Stop motion is an animated-film making technique in which objects are physically manipulated in small increments between individually photographed frames so that they appear to exhibit independent motion when the series of frames is played back as a fast sequence. Dolls with movable joints or clay figures are often used in stop motion for their ease of repositioning. Stop-motion animation using plasticine figures is called clay animation or "clay-mation". Not all stop motion, however, requires figures or models: stop-motion films can also be made using humans, household appliances, and other objects, usually for comedic effect. Stop motion can also use sequential drawing in a similar manner to traditional animation, such as a flip book. Stop motion using humans is sometimes referred to as pixilation or pixilate animation.

The term "stop motion", relating to the animation technique, is often spelled with a hyphen, "stop-motion". Both orthographical variants, with and without the hyphen, are correct, but the hyphenated one has, in addition, a second meaning, not related to animation or cinema: "a device for automatically stopping a machine or engine when something has gone wrong" (The New Shorter Oxford English Dictionary, 1993 edition).

Stop motion should not be confused with the time-lapse technique in which still photographs of a live scene are taken at regular intervals and then combined to make a continuous film. Time lapse is a technique whereby the frequency at which film frames are captured is much lower than that used to view the sequence. When played at normal speed, time appears to be moving faster.

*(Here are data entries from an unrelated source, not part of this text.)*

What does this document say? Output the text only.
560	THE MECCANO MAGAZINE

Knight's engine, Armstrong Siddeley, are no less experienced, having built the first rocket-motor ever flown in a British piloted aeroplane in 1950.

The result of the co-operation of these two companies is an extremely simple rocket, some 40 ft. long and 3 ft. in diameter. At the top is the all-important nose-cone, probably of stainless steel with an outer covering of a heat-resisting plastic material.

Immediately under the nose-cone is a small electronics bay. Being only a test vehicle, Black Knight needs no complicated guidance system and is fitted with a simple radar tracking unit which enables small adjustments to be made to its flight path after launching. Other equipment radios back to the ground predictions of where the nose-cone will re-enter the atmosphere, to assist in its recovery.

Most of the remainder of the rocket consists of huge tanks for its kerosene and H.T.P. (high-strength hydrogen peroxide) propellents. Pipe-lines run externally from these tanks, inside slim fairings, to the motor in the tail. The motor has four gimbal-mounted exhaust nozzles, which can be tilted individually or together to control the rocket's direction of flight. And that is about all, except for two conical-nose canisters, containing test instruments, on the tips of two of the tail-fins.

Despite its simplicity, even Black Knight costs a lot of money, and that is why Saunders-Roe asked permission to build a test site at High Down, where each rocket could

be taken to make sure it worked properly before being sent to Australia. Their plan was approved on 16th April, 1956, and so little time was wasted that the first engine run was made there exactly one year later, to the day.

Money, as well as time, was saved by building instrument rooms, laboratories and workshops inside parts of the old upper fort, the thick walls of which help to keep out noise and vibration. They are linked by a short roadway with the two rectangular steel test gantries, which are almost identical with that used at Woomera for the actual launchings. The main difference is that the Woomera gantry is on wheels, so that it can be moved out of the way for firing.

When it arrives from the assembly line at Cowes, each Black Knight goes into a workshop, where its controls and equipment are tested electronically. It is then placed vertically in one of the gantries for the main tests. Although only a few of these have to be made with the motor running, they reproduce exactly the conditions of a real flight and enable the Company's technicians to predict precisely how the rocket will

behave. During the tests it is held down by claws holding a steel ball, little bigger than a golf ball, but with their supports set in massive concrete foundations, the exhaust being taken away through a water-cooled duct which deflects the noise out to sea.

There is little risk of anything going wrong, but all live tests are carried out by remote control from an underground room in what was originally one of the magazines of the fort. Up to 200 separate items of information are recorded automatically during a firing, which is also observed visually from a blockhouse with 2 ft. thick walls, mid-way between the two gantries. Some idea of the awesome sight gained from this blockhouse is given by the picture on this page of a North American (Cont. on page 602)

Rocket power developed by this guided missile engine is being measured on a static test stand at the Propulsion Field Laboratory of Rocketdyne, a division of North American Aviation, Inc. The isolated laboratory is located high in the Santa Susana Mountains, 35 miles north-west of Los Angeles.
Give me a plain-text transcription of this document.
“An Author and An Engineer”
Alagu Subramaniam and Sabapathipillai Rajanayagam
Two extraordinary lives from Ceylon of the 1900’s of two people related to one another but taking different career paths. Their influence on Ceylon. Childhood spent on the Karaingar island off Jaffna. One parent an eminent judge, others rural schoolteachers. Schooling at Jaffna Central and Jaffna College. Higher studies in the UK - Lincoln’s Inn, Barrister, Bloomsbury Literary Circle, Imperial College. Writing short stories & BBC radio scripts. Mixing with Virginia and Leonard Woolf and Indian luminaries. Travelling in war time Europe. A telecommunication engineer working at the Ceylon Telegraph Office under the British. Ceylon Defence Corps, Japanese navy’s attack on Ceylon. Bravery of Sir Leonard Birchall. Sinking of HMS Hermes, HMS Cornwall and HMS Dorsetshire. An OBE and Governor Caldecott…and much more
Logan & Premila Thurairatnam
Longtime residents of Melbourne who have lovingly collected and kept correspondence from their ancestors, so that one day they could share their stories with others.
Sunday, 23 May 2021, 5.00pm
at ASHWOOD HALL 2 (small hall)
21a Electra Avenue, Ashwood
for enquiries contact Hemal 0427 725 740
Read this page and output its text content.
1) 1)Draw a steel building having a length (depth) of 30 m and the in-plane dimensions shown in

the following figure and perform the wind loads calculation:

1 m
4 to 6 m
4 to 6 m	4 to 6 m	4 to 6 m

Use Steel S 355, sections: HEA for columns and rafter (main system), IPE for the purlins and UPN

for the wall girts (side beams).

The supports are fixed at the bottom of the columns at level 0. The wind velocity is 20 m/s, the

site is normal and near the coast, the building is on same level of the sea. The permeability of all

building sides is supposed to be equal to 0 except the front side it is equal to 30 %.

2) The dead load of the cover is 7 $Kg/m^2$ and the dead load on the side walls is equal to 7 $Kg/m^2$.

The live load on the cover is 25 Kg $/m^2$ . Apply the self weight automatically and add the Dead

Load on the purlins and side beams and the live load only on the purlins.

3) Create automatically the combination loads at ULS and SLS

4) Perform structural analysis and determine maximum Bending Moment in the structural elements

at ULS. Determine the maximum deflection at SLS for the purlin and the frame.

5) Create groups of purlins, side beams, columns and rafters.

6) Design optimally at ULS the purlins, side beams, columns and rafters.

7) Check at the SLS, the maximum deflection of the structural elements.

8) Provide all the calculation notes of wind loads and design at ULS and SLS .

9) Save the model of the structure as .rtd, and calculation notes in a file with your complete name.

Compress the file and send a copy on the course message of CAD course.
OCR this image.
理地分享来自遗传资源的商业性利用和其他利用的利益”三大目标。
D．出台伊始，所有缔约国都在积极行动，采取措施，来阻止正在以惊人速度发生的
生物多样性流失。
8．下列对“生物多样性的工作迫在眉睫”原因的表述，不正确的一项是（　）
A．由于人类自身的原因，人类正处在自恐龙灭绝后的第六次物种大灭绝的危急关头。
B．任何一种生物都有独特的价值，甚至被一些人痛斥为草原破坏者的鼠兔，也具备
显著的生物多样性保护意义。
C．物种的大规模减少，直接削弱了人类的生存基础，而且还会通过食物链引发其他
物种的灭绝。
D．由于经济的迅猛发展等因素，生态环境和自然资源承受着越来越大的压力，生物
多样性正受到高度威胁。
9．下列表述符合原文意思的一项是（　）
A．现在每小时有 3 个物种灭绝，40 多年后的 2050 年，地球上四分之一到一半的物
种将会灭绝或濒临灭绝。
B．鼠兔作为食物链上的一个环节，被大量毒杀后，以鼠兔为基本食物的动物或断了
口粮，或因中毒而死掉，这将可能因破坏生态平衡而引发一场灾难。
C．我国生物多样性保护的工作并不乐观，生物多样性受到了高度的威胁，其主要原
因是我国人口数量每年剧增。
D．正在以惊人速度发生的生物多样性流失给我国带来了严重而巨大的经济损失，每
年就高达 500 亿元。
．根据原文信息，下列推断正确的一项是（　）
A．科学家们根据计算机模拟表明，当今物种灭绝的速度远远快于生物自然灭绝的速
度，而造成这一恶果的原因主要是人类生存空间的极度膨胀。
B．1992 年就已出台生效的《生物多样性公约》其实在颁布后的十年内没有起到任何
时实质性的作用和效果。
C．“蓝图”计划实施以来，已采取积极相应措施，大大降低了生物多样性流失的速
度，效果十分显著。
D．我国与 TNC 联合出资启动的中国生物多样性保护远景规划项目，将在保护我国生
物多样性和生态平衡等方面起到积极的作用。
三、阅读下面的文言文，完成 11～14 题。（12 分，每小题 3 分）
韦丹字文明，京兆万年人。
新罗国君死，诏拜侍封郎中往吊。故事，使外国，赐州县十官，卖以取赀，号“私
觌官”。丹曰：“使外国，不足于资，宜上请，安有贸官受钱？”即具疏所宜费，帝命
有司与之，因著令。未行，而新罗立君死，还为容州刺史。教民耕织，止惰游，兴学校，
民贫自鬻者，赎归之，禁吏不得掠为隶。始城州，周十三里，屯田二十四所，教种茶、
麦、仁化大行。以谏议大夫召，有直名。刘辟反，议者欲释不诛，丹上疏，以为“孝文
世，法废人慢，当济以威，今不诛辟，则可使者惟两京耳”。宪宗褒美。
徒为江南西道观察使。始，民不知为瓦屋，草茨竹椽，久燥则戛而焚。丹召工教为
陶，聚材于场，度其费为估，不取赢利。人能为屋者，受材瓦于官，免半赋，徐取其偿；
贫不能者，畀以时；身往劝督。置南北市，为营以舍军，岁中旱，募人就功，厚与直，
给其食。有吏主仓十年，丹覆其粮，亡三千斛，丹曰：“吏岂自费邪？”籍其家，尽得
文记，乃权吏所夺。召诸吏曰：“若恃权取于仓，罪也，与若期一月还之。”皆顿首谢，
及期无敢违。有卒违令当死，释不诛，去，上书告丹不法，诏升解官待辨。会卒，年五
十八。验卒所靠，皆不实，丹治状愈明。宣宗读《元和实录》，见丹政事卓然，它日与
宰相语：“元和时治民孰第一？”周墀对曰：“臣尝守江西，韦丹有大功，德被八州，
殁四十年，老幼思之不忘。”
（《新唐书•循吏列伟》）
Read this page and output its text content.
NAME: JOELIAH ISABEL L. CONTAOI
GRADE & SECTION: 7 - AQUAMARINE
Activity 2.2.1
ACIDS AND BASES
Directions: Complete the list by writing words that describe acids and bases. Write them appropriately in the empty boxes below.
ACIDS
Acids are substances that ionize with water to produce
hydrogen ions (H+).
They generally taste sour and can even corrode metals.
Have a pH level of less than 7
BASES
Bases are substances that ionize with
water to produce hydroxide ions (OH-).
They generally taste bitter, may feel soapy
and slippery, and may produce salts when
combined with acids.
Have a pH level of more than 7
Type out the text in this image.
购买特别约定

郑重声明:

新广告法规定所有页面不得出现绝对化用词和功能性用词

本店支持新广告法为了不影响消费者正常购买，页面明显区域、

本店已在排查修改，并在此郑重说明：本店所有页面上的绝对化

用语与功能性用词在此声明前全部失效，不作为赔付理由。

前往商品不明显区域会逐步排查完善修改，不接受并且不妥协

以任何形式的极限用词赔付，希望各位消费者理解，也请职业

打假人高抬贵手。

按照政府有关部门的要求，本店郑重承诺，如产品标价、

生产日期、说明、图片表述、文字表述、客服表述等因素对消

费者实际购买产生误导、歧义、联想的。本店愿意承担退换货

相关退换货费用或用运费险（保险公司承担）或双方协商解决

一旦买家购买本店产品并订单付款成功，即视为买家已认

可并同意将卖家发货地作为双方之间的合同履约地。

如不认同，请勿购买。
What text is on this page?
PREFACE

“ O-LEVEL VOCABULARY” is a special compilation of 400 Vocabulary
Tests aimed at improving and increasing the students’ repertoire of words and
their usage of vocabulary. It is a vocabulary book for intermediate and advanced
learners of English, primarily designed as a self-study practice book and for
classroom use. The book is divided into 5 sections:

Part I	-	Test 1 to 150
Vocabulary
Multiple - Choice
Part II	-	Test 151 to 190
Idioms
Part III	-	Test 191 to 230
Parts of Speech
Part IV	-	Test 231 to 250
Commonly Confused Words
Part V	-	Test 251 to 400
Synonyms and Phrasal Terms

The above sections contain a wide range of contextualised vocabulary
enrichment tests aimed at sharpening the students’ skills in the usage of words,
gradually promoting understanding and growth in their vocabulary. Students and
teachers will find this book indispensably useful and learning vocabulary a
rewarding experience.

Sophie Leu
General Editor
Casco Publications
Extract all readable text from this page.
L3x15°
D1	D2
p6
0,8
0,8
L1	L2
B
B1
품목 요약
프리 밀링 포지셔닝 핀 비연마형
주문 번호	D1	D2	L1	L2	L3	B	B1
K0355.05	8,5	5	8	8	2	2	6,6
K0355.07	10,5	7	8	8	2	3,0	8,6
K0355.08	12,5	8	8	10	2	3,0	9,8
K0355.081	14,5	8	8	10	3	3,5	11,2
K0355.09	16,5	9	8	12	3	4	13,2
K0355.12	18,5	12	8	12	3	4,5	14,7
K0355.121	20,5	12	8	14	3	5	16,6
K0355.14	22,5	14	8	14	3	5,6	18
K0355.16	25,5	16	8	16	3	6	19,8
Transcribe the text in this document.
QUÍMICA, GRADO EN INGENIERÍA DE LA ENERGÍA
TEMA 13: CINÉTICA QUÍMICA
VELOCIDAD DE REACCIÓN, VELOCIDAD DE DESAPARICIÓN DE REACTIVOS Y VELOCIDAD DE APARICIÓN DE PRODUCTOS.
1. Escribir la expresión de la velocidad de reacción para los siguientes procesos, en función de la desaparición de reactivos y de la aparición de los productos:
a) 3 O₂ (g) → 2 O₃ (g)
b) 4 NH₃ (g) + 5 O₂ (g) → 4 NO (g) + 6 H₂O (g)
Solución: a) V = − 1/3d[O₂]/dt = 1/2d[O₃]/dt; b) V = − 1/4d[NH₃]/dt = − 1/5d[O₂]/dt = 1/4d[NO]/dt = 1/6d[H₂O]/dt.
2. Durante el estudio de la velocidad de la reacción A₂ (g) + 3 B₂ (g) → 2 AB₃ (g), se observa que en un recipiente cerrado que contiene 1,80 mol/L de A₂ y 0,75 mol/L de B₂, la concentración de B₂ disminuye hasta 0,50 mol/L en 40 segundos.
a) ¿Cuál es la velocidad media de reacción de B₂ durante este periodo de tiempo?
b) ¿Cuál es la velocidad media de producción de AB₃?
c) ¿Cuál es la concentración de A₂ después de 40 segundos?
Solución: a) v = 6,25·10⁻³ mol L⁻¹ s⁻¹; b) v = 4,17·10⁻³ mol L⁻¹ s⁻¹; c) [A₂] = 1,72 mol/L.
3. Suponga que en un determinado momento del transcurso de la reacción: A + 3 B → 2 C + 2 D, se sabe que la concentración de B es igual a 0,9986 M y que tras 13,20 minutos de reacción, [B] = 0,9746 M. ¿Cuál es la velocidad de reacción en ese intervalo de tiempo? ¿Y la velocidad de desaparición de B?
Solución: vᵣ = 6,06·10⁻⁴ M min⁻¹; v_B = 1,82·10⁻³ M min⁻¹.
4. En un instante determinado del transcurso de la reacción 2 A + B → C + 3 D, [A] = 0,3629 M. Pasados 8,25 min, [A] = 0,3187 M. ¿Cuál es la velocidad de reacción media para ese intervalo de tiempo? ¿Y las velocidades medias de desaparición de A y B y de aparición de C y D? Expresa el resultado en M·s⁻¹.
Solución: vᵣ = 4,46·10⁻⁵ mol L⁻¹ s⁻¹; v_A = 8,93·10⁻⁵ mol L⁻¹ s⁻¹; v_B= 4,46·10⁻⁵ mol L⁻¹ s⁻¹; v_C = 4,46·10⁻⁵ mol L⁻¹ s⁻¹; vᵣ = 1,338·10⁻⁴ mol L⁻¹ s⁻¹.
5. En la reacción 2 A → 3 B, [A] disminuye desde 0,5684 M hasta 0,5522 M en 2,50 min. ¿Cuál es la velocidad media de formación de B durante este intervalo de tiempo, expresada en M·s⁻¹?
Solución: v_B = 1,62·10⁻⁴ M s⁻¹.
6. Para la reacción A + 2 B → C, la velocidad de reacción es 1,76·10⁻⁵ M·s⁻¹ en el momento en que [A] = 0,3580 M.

Stop-motion animation has a long history in film. It was often used to show objects moving as if by magic, but really by animation. The first instance of the stop-motion technique can be credited to Albert E. Smith and J. Stuart Blackton for Vitagraph's The Humpty Dumpty Circus (1897), in which a toy circus of acrobats and animals comes to life. In 1902, the film Fun in a Bakery Shop used the stop trick technique in the "lightning sculpting" sequence. French trick film maestro Georges Méliès used stop-motion animation once to produce moving title-card letters in one of his short films, and a number of his special effects are based on stop-motion photography. In 1907, The Haunted Hotel is a new stop-motion film by J. Stuart Blackton, and was a resounding success when released. Segundo de Chomón (1871–1929), from Spain, released El Hotel Eléctrico later that same year, and used similar techniques as the Blackton film. In 1908, A Sculptor's Welsh Rarebit Nightmare was released, as was The Sculptor's Nightmare, a film by Billy Bitzer. Italian animator Roméo Bossetti impressed audiences with his object animation tour-de-force, The Automatic Moving Company in 1912. The great European pioneer of stop motion was Wladyslaw Starewicz (1892–1965), who animated The Beautiful Lukanida (1910), The Battle of the Stag Beetles (1910), and The Ant and the Grasshopper (1911).